A Belgian taxpayer intended to acquire a participation valued at approximately EUR 16 million, to be financed through:
The following table summarises the terms and conditions of both loans:
|
Term/condition |
External bank loan |
Intercompany loan |
|
Issue date |
23 February 2018 |
23 February 2018 |
|
Maturity |
Seven years |
Seven years |
|
Currency |
EUR |
EUR |
|
Interest rate |
Euro Interbank Offered Rate (EURIBOR) + 1.75% (floating) |
5% (fixed) |
The Belgian tax authorities challenged the fixed 5% interest rate applied on the intercompany loan, contending that it was not established at arm’s length. The tax authorities determined that an interest rate of 3.32% was appropriate, using the external bank loan as a comparable uncontrolled transaction (the so-called “internal CUP method”). Adjustments were made to account for differences between the internal CUP and the intercompany loan, such as subordination and the interest rate type (floating versus fixed). The excess interest (i.e., 1.68%) was subsequently treated as a disallowed expense under article 55 of the Belgian Income Tax Code (BITC).
Although the taxpayer disputed the tax authorities’ position by referencing a transfer pricing study based on the external CUP method, the court upheld the tax authorities’ approach.
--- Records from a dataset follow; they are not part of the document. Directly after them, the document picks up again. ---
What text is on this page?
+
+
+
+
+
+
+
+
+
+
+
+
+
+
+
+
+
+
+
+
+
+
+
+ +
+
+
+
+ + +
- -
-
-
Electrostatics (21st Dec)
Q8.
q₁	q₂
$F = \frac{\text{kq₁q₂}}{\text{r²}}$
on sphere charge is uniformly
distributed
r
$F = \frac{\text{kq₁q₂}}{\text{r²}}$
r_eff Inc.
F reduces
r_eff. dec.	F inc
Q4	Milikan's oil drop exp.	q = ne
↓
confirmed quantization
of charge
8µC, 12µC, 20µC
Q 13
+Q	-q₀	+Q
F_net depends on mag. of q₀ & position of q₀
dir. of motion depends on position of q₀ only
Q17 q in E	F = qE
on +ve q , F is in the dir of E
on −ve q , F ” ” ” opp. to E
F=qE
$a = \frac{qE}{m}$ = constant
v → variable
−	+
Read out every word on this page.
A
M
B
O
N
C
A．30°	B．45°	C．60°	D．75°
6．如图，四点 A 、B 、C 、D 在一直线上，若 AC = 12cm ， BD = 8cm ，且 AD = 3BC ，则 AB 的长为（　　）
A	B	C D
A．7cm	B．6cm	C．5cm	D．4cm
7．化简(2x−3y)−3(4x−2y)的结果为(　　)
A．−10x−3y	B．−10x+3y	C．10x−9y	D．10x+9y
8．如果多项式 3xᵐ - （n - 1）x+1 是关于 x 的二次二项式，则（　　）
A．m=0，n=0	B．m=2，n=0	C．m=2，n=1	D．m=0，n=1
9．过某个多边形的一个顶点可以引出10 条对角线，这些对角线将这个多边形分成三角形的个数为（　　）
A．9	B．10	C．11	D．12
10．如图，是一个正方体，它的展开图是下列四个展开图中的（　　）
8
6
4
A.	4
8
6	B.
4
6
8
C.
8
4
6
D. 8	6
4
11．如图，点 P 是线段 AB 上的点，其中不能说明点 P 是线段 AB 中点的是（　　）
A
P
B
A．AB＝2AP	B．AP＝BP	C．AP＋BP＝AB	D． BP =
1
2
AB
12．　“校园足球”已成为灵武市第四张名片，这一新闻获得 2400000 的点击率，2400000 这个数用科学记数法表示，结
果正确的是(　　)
In this case, the court confirmed the preference for the internal CUP method, given the similarities in terms and conditions between the external bank loan and the intercompany loan. The court concluded that the internal CUP method should be applied wherever reasonably possible, even if comparability adjustments are required to address differences between any potential external financing and the intercompany financing.
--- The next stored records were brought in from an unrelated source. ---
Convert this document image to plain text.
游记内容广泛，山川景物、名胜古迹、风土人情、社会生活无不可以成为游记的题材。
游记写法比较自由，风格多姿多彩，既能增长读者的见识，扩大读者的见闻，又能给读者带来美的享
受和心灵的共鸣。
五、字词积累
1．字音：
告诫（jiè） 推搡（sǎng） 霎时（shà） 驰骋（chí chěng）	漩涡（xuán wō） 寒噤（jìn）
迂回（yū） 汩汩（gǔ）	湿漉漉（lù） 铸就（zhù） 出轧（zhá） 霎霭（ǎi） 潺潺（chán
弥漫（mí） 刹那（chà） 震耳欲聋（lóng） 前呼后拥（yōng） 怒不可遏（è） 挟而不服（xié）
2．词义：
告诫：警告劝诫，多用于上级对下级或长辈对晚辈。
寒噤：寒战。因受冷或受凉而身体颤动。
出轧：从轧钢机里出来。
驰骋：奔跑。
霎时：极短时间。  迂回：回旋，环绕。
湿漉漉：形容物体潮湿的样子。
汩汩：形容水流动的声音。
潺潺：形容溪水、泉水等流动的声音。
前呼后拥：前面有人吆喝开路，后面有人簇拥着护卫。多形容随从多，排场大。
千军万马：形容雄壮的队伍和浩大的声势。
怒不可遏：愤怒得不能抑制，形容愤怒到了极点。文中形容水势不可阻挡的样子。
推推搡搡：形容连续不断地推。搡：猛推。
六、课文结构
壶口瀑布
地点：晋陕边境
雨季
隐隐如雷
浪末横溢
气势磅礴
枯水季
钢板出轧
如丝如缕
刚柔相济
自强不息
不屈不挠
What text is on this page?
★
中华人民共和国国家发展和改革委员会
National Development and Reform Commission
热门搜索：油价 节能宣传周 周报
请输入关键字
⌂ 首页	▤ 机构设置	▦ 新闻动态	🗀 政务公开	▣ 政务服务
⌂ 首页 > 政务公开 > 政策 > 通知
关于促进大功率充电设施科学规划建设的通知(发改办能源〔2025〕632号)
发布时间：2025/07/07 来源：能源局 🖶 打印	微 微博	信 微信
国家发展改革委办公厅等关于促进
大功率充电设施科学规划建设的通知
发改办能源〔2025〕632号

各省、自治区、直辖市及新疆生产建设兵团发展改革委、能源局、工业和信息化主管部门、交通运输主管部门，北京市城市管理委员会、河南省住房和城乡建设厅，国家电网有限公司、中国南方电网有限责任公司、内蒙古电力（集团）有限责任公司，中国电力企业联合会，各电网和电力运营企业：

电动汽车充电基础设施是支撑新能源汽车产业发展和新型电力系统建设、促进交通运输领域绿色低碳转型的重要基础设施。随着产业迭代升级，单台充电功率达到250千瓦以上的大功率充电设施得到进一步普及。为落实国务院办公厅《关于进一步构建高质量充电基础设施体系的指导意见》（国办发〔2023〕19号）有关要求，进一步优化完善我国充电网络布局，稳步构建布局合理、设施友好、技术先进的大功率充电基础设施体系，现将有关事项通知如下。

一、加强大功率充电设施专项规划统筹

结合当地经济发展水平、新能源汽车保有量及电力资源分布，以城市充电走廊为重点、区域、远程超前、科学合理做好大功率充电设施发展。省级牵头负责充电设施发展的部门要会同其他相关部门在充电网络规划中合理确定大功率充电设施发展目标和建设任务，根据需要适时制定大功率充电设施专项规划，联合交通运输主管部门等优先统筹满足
A Belgian court has now affirmed the explicit preference for, and predominance of, the internal CUP method over the external CUP method in relation to intragroup financing transactions, even when additional comparability adjustments are required. This position not only aligns with recent Belgian tax audit experience, but also with established case law in other jurisdictions.
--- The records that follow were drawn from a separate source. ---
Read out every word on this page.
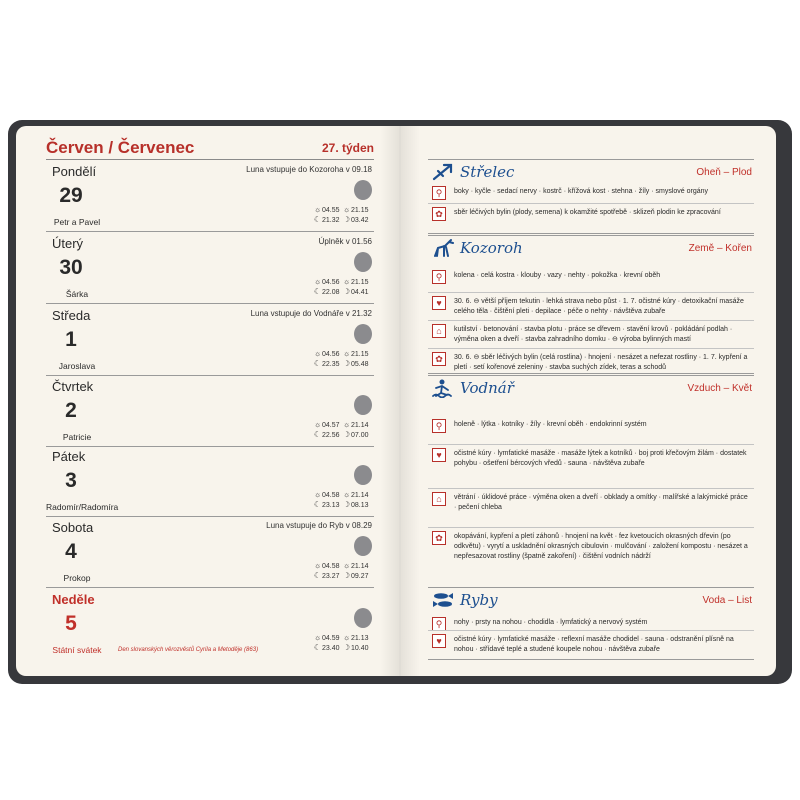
Červen / Červenec	27. týden
Pondělí
29
Petr a Pavel
Luna vstupuje do Kozoroha v 09.18
☼04.55 ☼21.15
☾21.32 ☽03.42
Úterý
30
Šárka
Úplněk v 01.56
☼04.56 ☼21.15
☾22.08 ☽04.41
Středa
1
Jaroslava
Luna vstupuje do Vodnáře v 21.32
☼04.56 ☼21.15
☾22.35 ☽05.48
Čtvrtek
2
Patricie
☼04.57 ☼21.14
☾22.56 ☽07.00
Pátek
3
Radomír/Radomíra
☼04.58 ☼21.14
☾23.13 ☽08.13
Sobota
4
Prokop
Luna vstupuje do Ryb v 08.29
☼04.58 ☼21.14
☾23.27 ☽09.27
Neděle
5
Státní svátek	Den slovanských věrozvěstů Cyrila a Metoděje (863)
☼04.59 ☼21.13
☾23.40 ☽10.40
Střelec	Oheň – Plod
⚲	boky · kyčle · sedací nervy · kostrč · křížová kost · stehna · žíly · smyslové orgány
✿	sběr léčivých bylin (plody, semena) k okamžité spotřebě · sklizeň plodin ke zpracování
Kozoroh	Země – Kořen
⚲	kolena · celá kostra · klouby · vazy · nehty · pokožka · krevní oběh
♥	30. 6. ⊖ větší příjem tekutin · lehká strava nebo půst · 1. 7. očistné kúry · detoxikační masáže celého těla · čištění pleti · depilace · péče o nehty · návštěva zubaře
⌂	kutilství · betonování · stavba plotu · práce se dřevem · stavění krovů · pokládání podlah · výměna oken a dveří · stavba zahradního domku · ⊖ výroba bylinných mastí
✿	30. 6. ⊖ sběr léčivých bylin (celá rostlina) · hnojení · nesázet a nefezat rostliny · 1. 7. kypření a pletí · setí kořenové zeleniny · stavba suchých zídek, teras a schodů
Vodnář	Vzduch – Květ
⚲	holeně · lýtka · kotníky · žíly · krevní oběh · endokrinní systém
♥	očistné kúry · lymfatické masáže · masáže lýtek a kotníků · boj proti křečovým žilám · dostatek pohybu · ošetření bércových vředů · sauna · návštěva zubaře
⌂	větrání · úklidové práce · výměna oken a dveří · obklady a omítky · malířské a lakýrnické práce · pečení chleba
✿	okopávání, kypření a pletí záhonů · hnojení na květ · fez kvetoucích okrasných dřevin (po odkvětu) · vyrytí a uskladnění okrasných cibulovin · mulčování · založení kompostu · nesázet a nepřesazovat rostliny (špatně zakoření) · čištění vodních nádrží
Ryby	Voda – List
⚲	nohy · prsty na nohou · chodidla · lymfatický a nervový systém
♥	očistné kúry · lymfatické masáže · reflexní masáže chodidel · sauna · odstranění plísně na nohou · střídavé teplé a studené koupele nohou · návštěva zubaře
It is important to note that the Belgian tax authorities appear increasingly to be applying article 55 of the BITC in cases involving intercompany financial transactions. This application makes it more challenging for taxpayers to initiate a mutual agreement procedure to resolve double taxation arising from adjustments to the Belgian taxable base, as depending on the fact pattern, the invocation of this provision may not be regarded as constituting a “transfer pricing adjustment.”
Taxpayers are encouraged to proactively review their existing external financing arrangements to identify potential internal comparables that may serve as a starting point for pricing intercompany financing transactions. Differences between the terms and conditions of any potential external financing and intercompany loans should not automatically preclude the use of the internal CUP method.
Finally, where no suitable internal CUP is available, it is essential for taxpayers to maintain comprehensive documentation detailing the internal CUP review process and the rationale for any potential exclusion.